Personal details
- Born: December 8, 1808 Stockholm, Sweden
- Died: February 11, 1880 (aged 71) Kristianstad, Sweden–Norway

Military service
- Branch/service: French Army (1831–1836) Swedish Army (1836–18??)
- Years of service: 1831–18??
- Rank: Underlöjtnant

= Lars J. Benzelstierna =

Swedish photographer (1808–1880)

Lars Jesper Benzelstierna (December 8, 1808- February 11, 1880) was a Swedish Army officer and amateur daguerreotypist. He was the first Swedish photographer and a member of the Benzelstierna clan.

==Biography==
Benzelstierna's father was Jesper Albrekt Benzelstierna, an Army officer and commander of coastal fortifications in Karlshamn.

From 1831 to 1836, Benzelstierna served as a second lieutenant in the French Army. He developed an interest in art while in Paris and had the opportunity to study graphic design, specializing in lithography. In Paris, he met and became good friends with the Swedish minister there, Gustaf Löwenhielm. In 1836, Benzelstierna returned to Sweden and served as a second lieutenant in the North Scanian Infantry Regiment and as an adjutant at the War College.

At the turn of the year 1840, Löwenhielm brought a number of daguerreotypes with him on a visit home to Sweden. Most of them were damaged during the journey, but one that survived was exhibited in February 1840 at the Royal Museum. Löwenhielm had also purchased daguerreotype equipment as a gift for Benzelstierna, but due to an error in shipping the equipment ended up in Guadeloupe instead of Sweden. Löwenhielm quickly bought another set and had it delivered to Benzelstierna, who was soon busy taking photographs.

In the course of Benzelstierna's photographic experiments, he nearly blinded his model, the actor Georg Dahlqvist, by asking him to position himself in such a way that he had to stare directly into the sun during a 5-minute exposure.

As early as the fall of 1840, Benzelstierna had published a series of plates entitled Daguerreotype Panorama of Stockholm and its Environs (Daguerrotyp-Panorama öfver Stockholm och dess omgifningar).

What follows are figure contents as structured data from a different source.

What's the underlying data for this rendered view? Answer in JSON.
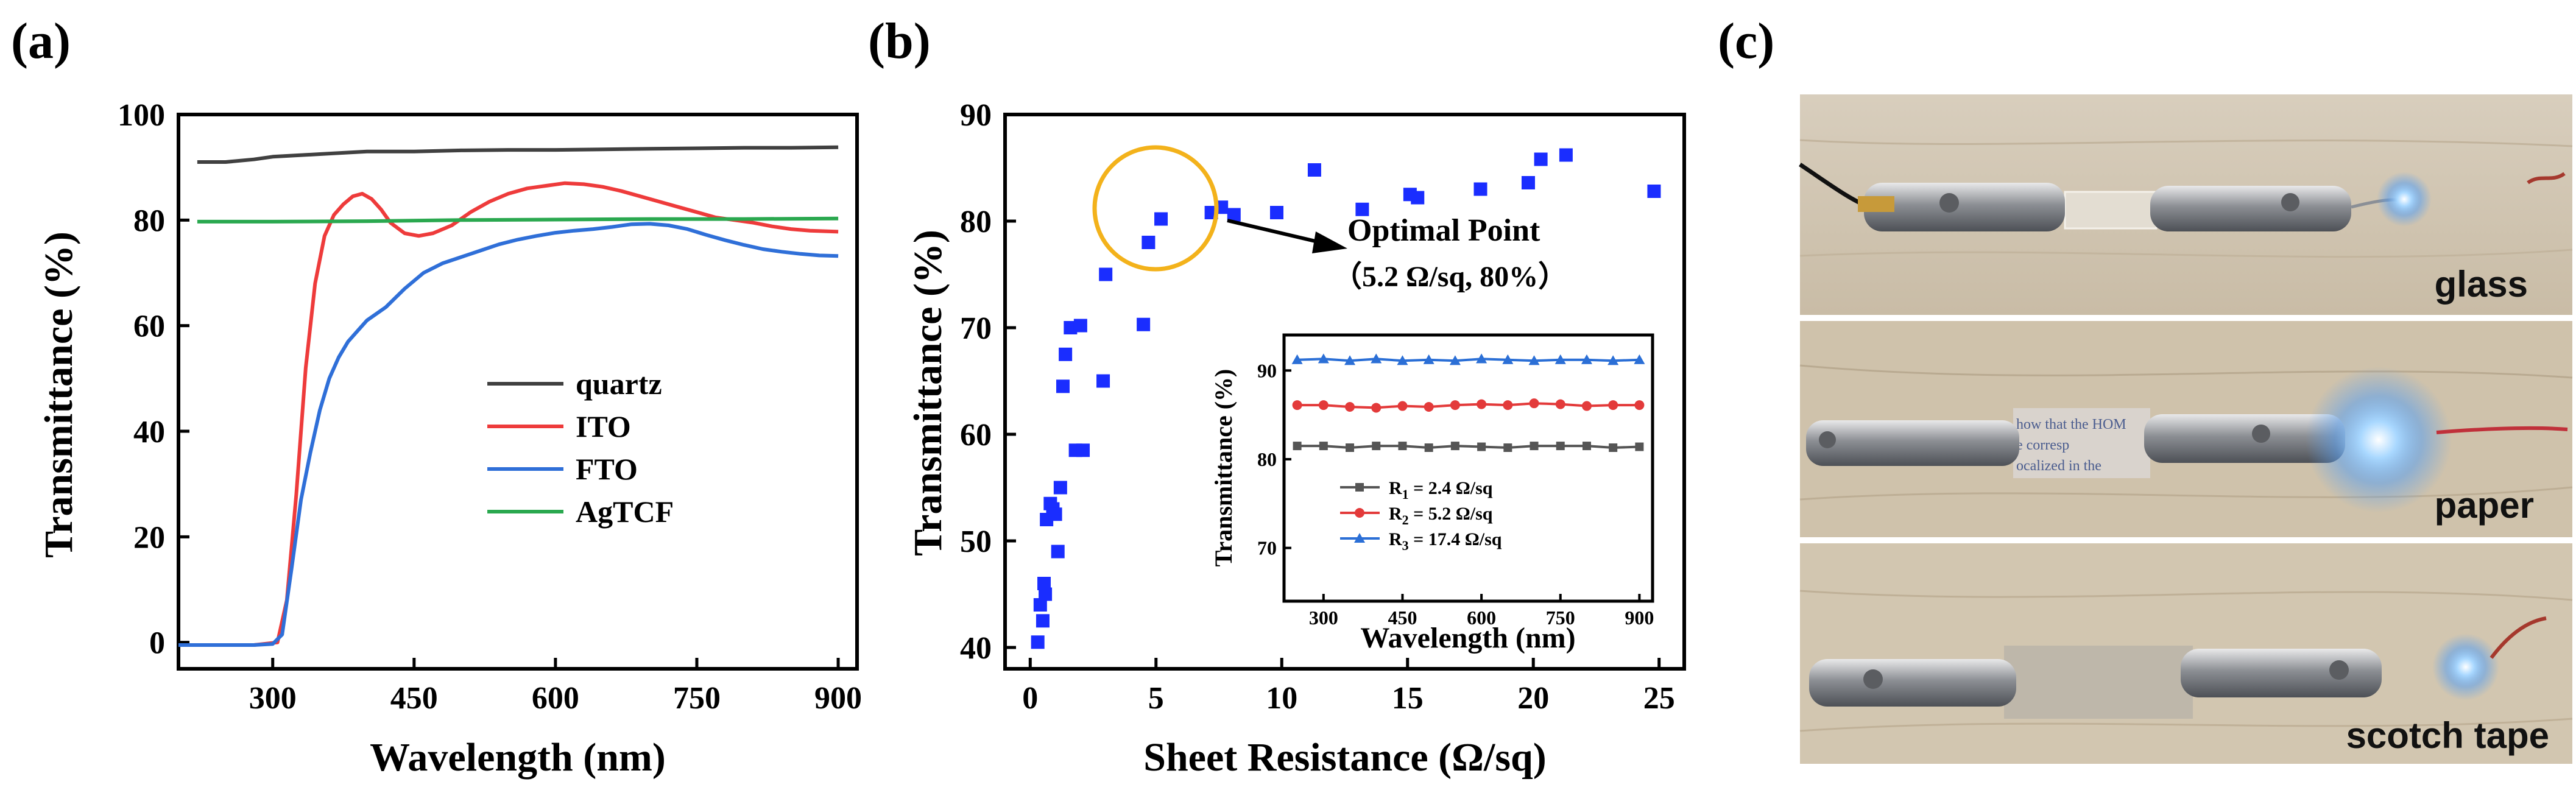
{
  "panel_labels": {
    "a": "(a)",
    "b": "(b)",
    "c": "(c)"
  },
  "colors": {
    "quartz": "#404040",
    "ito": "#ee3b3b",
    "fto": "#2f6fd8",
    "agtcf": "#2aa84f",
    "markers": "#1a2dff",
    "circle": "#f3b21b"
  },
  "chart_data": [
    {
      "id": "a",
      "type": "line",
      "xlabel": "Wavelength (nm)",
      "ylabel": "Transmittance (%)",
      "xlim": [
        200,
        920
      ],
      "ylim": [
        -5,
        100
      ],
      "xticks": [
        "300",
        "450",
        "600",
        "750",
        "900"
      ],
      "xtick_values": [
        300,
        450,
        600,
        750,
        900
      ],
      "yticks": [
        "0",
        "20",
        "40",
        "60",
        "80",
        "100"
      ],
      "ytick_values": [
        0,
        20,
        40,
        60,
        80,
        100
      ],
      "legend_position": "center-right",
      "series": [
        {
          "name": "quartz",
          "color_key": "quartz",
          "x": [
            220,
            250,
            280,
            300,
            350,
            400,
            450,
            500,
            550,
            600,
            650,
            700,
            750,
            800,
            850,
            900
          ],
          "y": [
            91,
            91,
            91.5,
            92,
            92.5,
            93,
            93,
            93.2,
            93.3,
            93.3,
            93.4,
            93.5,
            93.6,
            93.7,
            93.7,
            93.8
          ]
        },
        {
          "name": "ITO",
          "color_key": "ito",
          "x": [
            200,
            280,
            305,
            315,
            325,
            335,
            345,
            355,
            365,
            375,
            385,
            395,
            405,
            415,
            425,
            440,
            455,
            470,
            490,
            510,
            530,
            550,
            570,
            590,
            610,
            630,
            650,
            670,
            690,
            710,
            730,
            750,
            770,
            790,
            810,
            830,
            850,
            870,
            900
          ],
          "y": [
            -0.5,
            -0.5,
            0,
            8,
            28,
            52,
            68,
            77,
            81,
            83,
            84.5,
            85,
            84,
            82,
            79.5,
            77.5,
            77,
            77.5,
            79,
            81.5,
            83.5,
            85,
            86,
            86.5,
            87,
            86.8,
            86.3,
            85.5,
            84.5,
            83.5,
            82.5,
            81.5,
            80.5,
            80,
            79.5,
            78.8,
            78.3,
            78,
            77.8
          ]
        },
        {
          "name": "FTO",
          "color_key": "fto",
          "x": [
            200,
            280,
            300,
            310,
            320,
            330,
            340,
            350,
            360,
            370,
            380,
            390,
            400,
            420,
            440,
            460,
            480,
            500,
            520,
            540,
            560,
            580,
            600,
            620,
            640,
            660,
            680,
            700,
            720,
            740,
            760,
            780,
            800,
            820,
            840,
            860,
            880,
            900
          ],
          "y": [
            -0.5,
            -0.5,
            -0.3,
            1.5,
            14,
            27,
            36,
            44,
            50,
            54,
            57,
            59,
            61,
            63.5,
            67,
            70,
            71.8,
            73,
            74.2,
            75.4,
            76.3,
            77,
            77.6,
            78,
            78.3,
            78.7,
            79.2,
            79.3,
            79,
            78.3,
            77.2,
            76.2,
            75.3,
            74.5,
            74,
            73.6,
            73.3,
            73.2
          ]
        },
        {
          "name": "AgTCF",
          "color_key": "agtcf",
          "x": [
            220,
            300,
            400,
            500,
            600,
            700,
            800,
            900
          ],
          "y": [
            79.7,
            79.7,
            79.8,
            80,
            80.1,
            80.2,
            80.2,
            80.3
          ]
        }
      ]
    },
    {
      "id": "b",
      "type": "scatter",
      "xlabel": "Sheet Resistance (Ω/sq)",
      "ylabel": "Transmittance (%)",
      "xlim": [
        -1,
        26
      ],
      "ylim": [
        38,
        90
      ],
      "xticks": [
        "0",
        "5",
        "10",
        "15",
        "20",
        "25"
      ],
      "xtick_values": [
        0,
        5,
        10,
        15,
        20,
        25
      ],
      "yticks": [
        "40",
        "50",
        "60",
        "70",
        "80",
        "90"
      ],
      "ytick_values": [
        40,
        50,
        60,
        70,
        80,
        90
      ],
      "points": {
        "x": [
          0.3,
          0.4,
          0.5,
          0.55,
          0.6,
          0.65,
          0.8,
          0.9,
          1.0,
          1.1,
          1.2,
          1.3,
          1.4,
          1.6,
          1.8,
          2.0,
          2.1,
          2.9,
          3.0,
          4.5,
          4.7,
          5.2,
          7.2,
          7.6,
          8.1,
          9.8,
          11.3,
          13.2,
          15.1,
          15.4,
          17.9,
          19.8,
          20.3,
          21.3,
          24.8
        ],
        "y": [
          40.5,
          44,
          42.5,
          46,
          45,
          52,
          53.5,
          53,
          52.5,
          49,
          55,
          64.5,
          67.5,
          70,
          58.5,
          70.2,
          58.5,
          65,
          75,
          70.3,
          78,
          80.2,
          80.8,
          81.3,
          80.6,
          80.8,
          84.8,
          81.1,
          82.5,
          82.2,
          83,
          83.6,
          85.8,
          86.2,
          82.8
        ]
      },
      "annotation": {
        "title": "Optimal Point",
        "detail": "（5.2 Ω/sq, 80%）",
        "x": 5.2,
        "y": 80
      },
      "inset": {
        "type": "line",
        "xlabel": "Wavelength (nm)",
        "ylabel": "Transmittance (%)",
        "xlim": [
          225,
          925
        ],
        "ylim": [
          64,
          94
        ],
        "xticks": [
          "300",
          "450",
          "600",
          "750",
          "900"
        ],
        "xtick_values": [
          300,
          450,
          600,
          750,
          900
        ],
        "yticks": [
          "70",
          "80",
          "90"
        ],
        "ytick_values": [
          70,
          80,
          90
        ],
        "series": [
          {
            "name_main": "R",
            "name_sub": "1",
            "name_rest": " = 2.4 Ω/sq",
            "color": "#555555",
            "marker": "square",
            "x": [
              250,
              300,
              350,
              400,
              450,
              500,
              550,
              600,
              650,
              700,
              750,
              800,
              850,
              900
            ],
            "y": [
              81.5,
              81.5,
              81.3,
              81.5,
              81.5,
              81.3,
              81.5,
              81.4,
              81.3,
              81.5,
              81.5,
              81.5,
              81.3,
              81.4
            ]
          },
          {
            "name_main": "R",
            "name_sub": "2",
            "name_rest": " = 5.2 Ω/sq",
            "color": "#e33a3a",
            "marker": "circle",
            "x": [
              250,
              300,
              350,
              400,
              450,
              500,
              550,
              600,
              650,
              700,
              750,
              800,
              850,
              900
            ],
            "y": [
              86.1,
              86.1,
              85.9,
              85.8,
              86.0,
              85.9,
              86.1,
              86.2,
              86.1,
              86.3,
              86.2,
              86.0,
              86.1,
              86.1
            ]
          },
          {
            "name_main": "R",
            "name_sub": "3",
            "name_rest": " = 17.4 Ω/sq",
            "color": "#2b6fd6",
            "marker": "triangle",
            "x": [
              250,
              300,
              350,
              400,
              450,
              500,
              550,
              600,
              650,
              700,
              750,
              800,
              850,
              900
            ],
            "y": [
              91.2,
              91.3,
              91.1,
              91.3,
              91.1,
              91.2,
              91.1,
              91.3,
              91.2,
              91.1,
              91.2,
              91.2,
              91.1,
              91.2
            ]
          }
        ]
      }
    }
  ],
  "photos": [
    {
      "label": "glass"
    },
    {
      "label": "paper",
      "paper_text": [
        "how that the HOM",
        "e corresp",
        "ocalized  in  the"
      ]
    },
    {
      "label": "scotch tape"
    }
  ]
}
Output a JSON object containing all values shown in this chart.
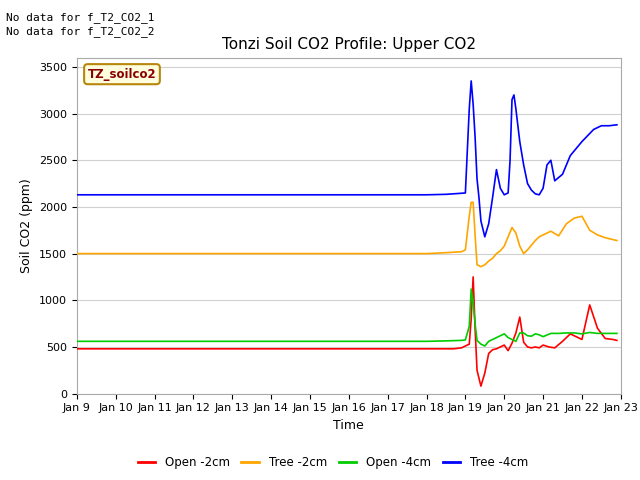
{
  "title": "Tonzi Soil CO2 Profile: Upper CO2",
  "ylabel": "Soil CO2 (ppm)",
  "xlabel": "Time",
  "no_data_text": [
    "No data for f_T2_CO2_1",
    "No data for f_T2_CO2_2"
  ],
  "legend_label": "TZ_soilco2",
  "ylim": [
    0,
    3600
  ],
  "yticks": [
    0,
    500,
    1000,
    1500,
    2000,
    2500,
    3000,
    3500
  ],
  "date_start": 9,
  "date_end": 23,
  "xtick_labels": [
    "Jan 9",
    "Jan 10",
    "Jan 11",
    "Jan 12",
    "Jan 13",
    "Jan 14",
    "Jan 15",
    "Jan 16",
    "Jan 17",
    "Jan 18",
    "Jan 19",
    "Jan 20",
    "Jan 21",
    "Jan 22",
    "Jan 23"
  ],
  "colors": {
    "open_2cm": "#ff0000",
    "tree_2cm": "#ffa500",
    "open_4cm": "#00cc00",
    "tree_4cm": "#0000ff"
  },
  "legend_entries": [
    "Open -2cm",
    "Tree -2cm",
    "Open -4cm",
    "Tree -4cm"
  ],
  "plot_bg_color": "#ffffff",
  "fig_bg_color": "#ffffff",
  "grid_color": "#d0d0d0",
  "open_2cm": {
    "x": [
      9.0,
      9.1,
      9.3,
      9.5,
      9.7,
      10.0,
      10.3,
      10.5,
      10.7,
      11.0,
      11.3,
      11.5,
      11.7,
      12.0,
      12.3,
      12.5,
      12.7,
      13.0,
      13.3,
      13.5,
      13.7,
      14.0,
      14.3,
      14.5,
      14.7,
      15.0,
      15.3,
      15.5,
      15.7,
      16.0,
      16.3,
      16.5,
      16.7,
      17.0,
      17.3,
      17.5,
      17.7,
      18.0,
      18.3,
      18.5,
      18.7,
      18.9,
      19.0,
      19.1,
      19.15,
      19.2,
      19.25,
      19.3,
      19.4,
      19.5,
      19.6,
      19.7,
      19.8,
      19.9,
      20.0,
      20.1,
      20.2,
      20.3,
      20.4,
      20.5,
      20.6,
      20.7,
      20.8,
      20.9,
      21.0,
      21.15,
      21.3,
      21.5,
      21.7,
      21.9,
      22.0,
      22.2,
      22.4,
      22.6,
      22.8,
      22.9
    ],
    "y": [
      480,
      480,
      480,
      480,
      480,
      480,
      480,
      480,
      480,
      480,
      480,
      480,
      480,
      480,
      480,
      480,
      480,
      480,
      480,
      480,
      480,
      480,
      480,
      480,
      480,
      480,
      480,
      480,
      480,
      480,
      480,
      480,
      480,
      480,
      480,
      480,
      480,
      480,
      480,
      480,
      480,
      490,
      510,
      530,
      800,
      1250,
      700,
      250,
      80,
      220,
      430,
      470,
      480,
      500,
      520,
      460,
      540,
      650,
      820,
      550,
      500,
      490,
      500,
      490,
      520,
      500,
      490,
      560,
      640,
      600,
      580,
      950,
      700,
      590,
      580,
      570
    ]
  },
  "tree_2cm": {
    "x": [
      9.0,
      9.5,
      10.0,
      10.5,
      11.0,
      11.5,
      12.0,
      12.5,
      13.0,
      13.5,
      14.0,
      14.5,
      15.0,
      15.5,
      16.0,
      16.5,
      17.0,
      17.5,
      18.0,
      18.5,
      18.9,
      19.0,
      19.1,
      19.15,
      19.2,
      19.25,
      19.3,
      19.4,
      19.5,
      19.6,
      19.7,
      19.8,
      19.9,
      20.0,
      20.1,
      20.2,
      20.3,
      20.4,
      20.5,
      20.6,
      20.7,
      20.8,
      20.9,
      21.0,
      21.2,
      21.4,
      21.6,
      21.8,
      22.0,
      22.2,
      22.4,
      22.6,
      22.8,
      22.9
    ],
    "y": [
      1500,
      1500,
      1500,
      1500,
      1500,
      1500,
      1500,
      1500,
      1500,
      1500,
      1500,
      1500,
      1500,
      1500,
      1500,
      1500,
      1500,
      1500,
      1500,
      1510,
      1520,
      1540,
      1900,
      2050,
      2050,
      1700,
      1380,
      1360,
      1380,
      1420,
      1450,
      1500,
      1530,
      1580,
      1680,
      1780,
      1720,
      1580,
      1500,
      1540,
      1590,
      1640,
      1680,
      1700,
      1740,
      1690,
      1820,
      1880,
      1900,
      1750,
      1700,
      1670,
      1650,
      1640
    ]
  },
  "open_4cm": {
    "x": [
      9.0,
      9.5,
      10.0,
      10.5,
      11.0,
      11.5,
      12.0,
      12.5,
      13.0,
      13.5,
      14.0,
      14.5,
      15.0,
      15.5,
      16.0,
      16.5,
      17.0,
      17.5,
      18.0,
      18.5,
      18.9,
      19.0,
      19.1,
      19.15,
      19.2,
      19.25,
      19.3,
      19.4,
      19.5,
      19.6,
      19.7,
      19.8,
      19.9,
      20.0,
      20.1,
      20.2,
      20.3,
      20.4,
      20.5,
      20.6,
      20.7,
      20.8,
      20.9,
      21.0,
      21.2,
      21.4,
      21.6,
      21.8,
      22.0,
      22.2,
      22.4,
      22.6,
      22.8,
      22.9
    ],
    "y": [
      560,
      560,
      560,
      560,
      560,
      560,
      560,
      560,
      560,
      560,
      560,
      560,
      560,
      560,
      560,
      560,
      560,
      560,
      560,
      565,
      570,
      575,
      720,
      1120,
      980,
      750,
      570,
      530,
      510,
      560,
      580,
      600,
      620,
      640,
      600,
      580,
      560,
      650,
      650,
      620,
      615,
      640,
      630,
      610,
      645,
      645,
      650,
      650,
      640,
      655,
      645,
      645,
      645,
      645
    ]
  },
  "tree_4cm": {
    "x": [
      9.0,
      9.5,
      10.0,
      10.5,
      11.0,
      11.5,
      12.0,
      12.5,
      13.0,
      13.5,
      14.0,
      14.5,
      15.0,
      15.5,
      16.0,
      16.5,
      17.0,
      17.5,
      18.0,
      18.5,
      18.85,
      19.0,
      19.05,
      19.1,
      19.15,
      19.2,
      19.25,
      19.3,
      19.35,
      19.4,
      19.5,
      19.6,
      19.7,
      19.8,
      19.9,
      20.0,
      20.1,
      20.15,
      20.2,
      20.25,
      20.3,
      20.4,
      20.5,
      20.6,
      20.7,
      20.8,
      20.9,
      21.0,
      21.1,
      21.2,
      21.3,
      21.5,
      21.7,
      22.0,
      22.3,
      22.5,
      22.7,
      22.9
    ],
    "y": [
      2130,
      2130,
      2130,
      2130,
      2130,
      2130,
      2130,
      2130,
      2130,
      2130,
      2130,
      2130,
      2130,
      2130,
      2130,
      2130,
      2130,
      2130,
      2130,
      2135,
      2145,
      2150,
      2600,
      3050,
      3350,
      3100,
      2750,
      2300,
      2100,
      1850,
      1680,
      1820,
      2100,
      2400,
      2200,
      2130,
      2150,
      2500,
      3150,
      3200,
      3050,
      2700,
      2450,
      2250,
      2180,
      2140,
      2130,
      2200,
      2450,
      2500,
      2280,
      2350,
      2550,
      2700,
      2830,
      2870,
      2870,
      2880
    ]
  }
}
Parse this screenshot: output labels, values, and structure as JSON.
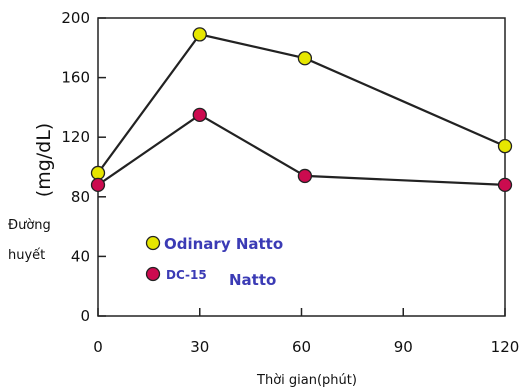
{
  "chart_data": {
    "type": "line",
    "title": "",
    "xlabel": "Thời gian(phút)",
    "ylabel_unit": "(mg/dL)",
    "ylabel_word_1": "Đường",
    "ylabel_word_2": "huyết",
    "xlim": [
      0,
      120
    ],
    "ylim": [
      0,
      200
    ],
    "x_ticks": [
      0,
      30,
      60,
      90,
      120
    ],
    "y_ticks": [
      0,
      40,
      80,
      120,
      160,
      200
    ],
    "x": [
      0,
      30,
      61,
      120
    ],
    "grid": false,
    "legend_position": "lower-left",
    "series": [
      {
        "name": "Odinary Natto",
        "values": [
          96,
          189,
          173,
          114
        ],
        "marker_color": "#e6e600",
        "label_color": "#3b3bb5"
      },
      {
        "name_prefix": "DC-15",
        "name_suffix": "Natto",
        "values": [
          88,
          135,
          94,
          88
        ],
        "marker_color": "#cc0b4f",
        "label_color": "#3b3bb5"
      }
    ]
  }
}
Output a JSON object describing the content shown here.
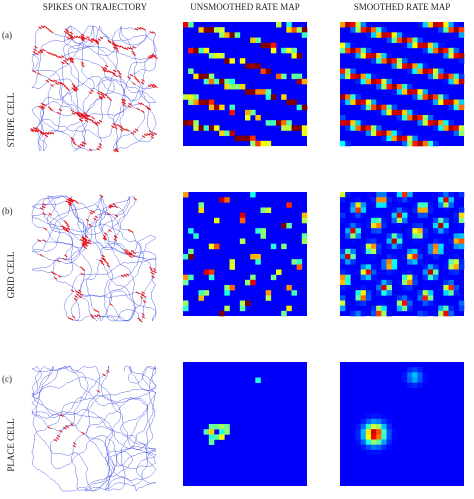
{
  "column_headers": [
    "SPIKES ON TRAJECTORY",
    "UNSMOOTHED RATE MAP",
    "SMOOTHED RATE MAP"
  ],
  "rows": [
    {
      "label": "(a)",
      "name": "STRIPE CELL"
    },
    {
      "label": "(b)",
      "name": "GRID CELL"
    },
    {
      "label": "(c)",
      "name": "PLACE CELL"
    }
  ]
}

Johan Christoffer Boklund prepared photogravures based on Benzelstierna's plates for a four-volume photobook, but only one volume was published due to poor sales.

In the spring of 1841, Benzelstierna presented his photographic experiments to Crown Prince Oscar. Because competition from other photographers in Stockholm had by this time become fierce, Benzelstierna decided to set out on a tour of the country, visiting Norrköping, Linköping, Helsingborg, and Kristianstad. Benzelstierna ultimately fell behind other photographers of the time, mainly because his specialty of landscapes required wide-angle objectives unsuitable for portraits, the main source of business for early photographers. By 1845 he had given up photography entirely, making a living until his death by producing lithographs and wax reliefs.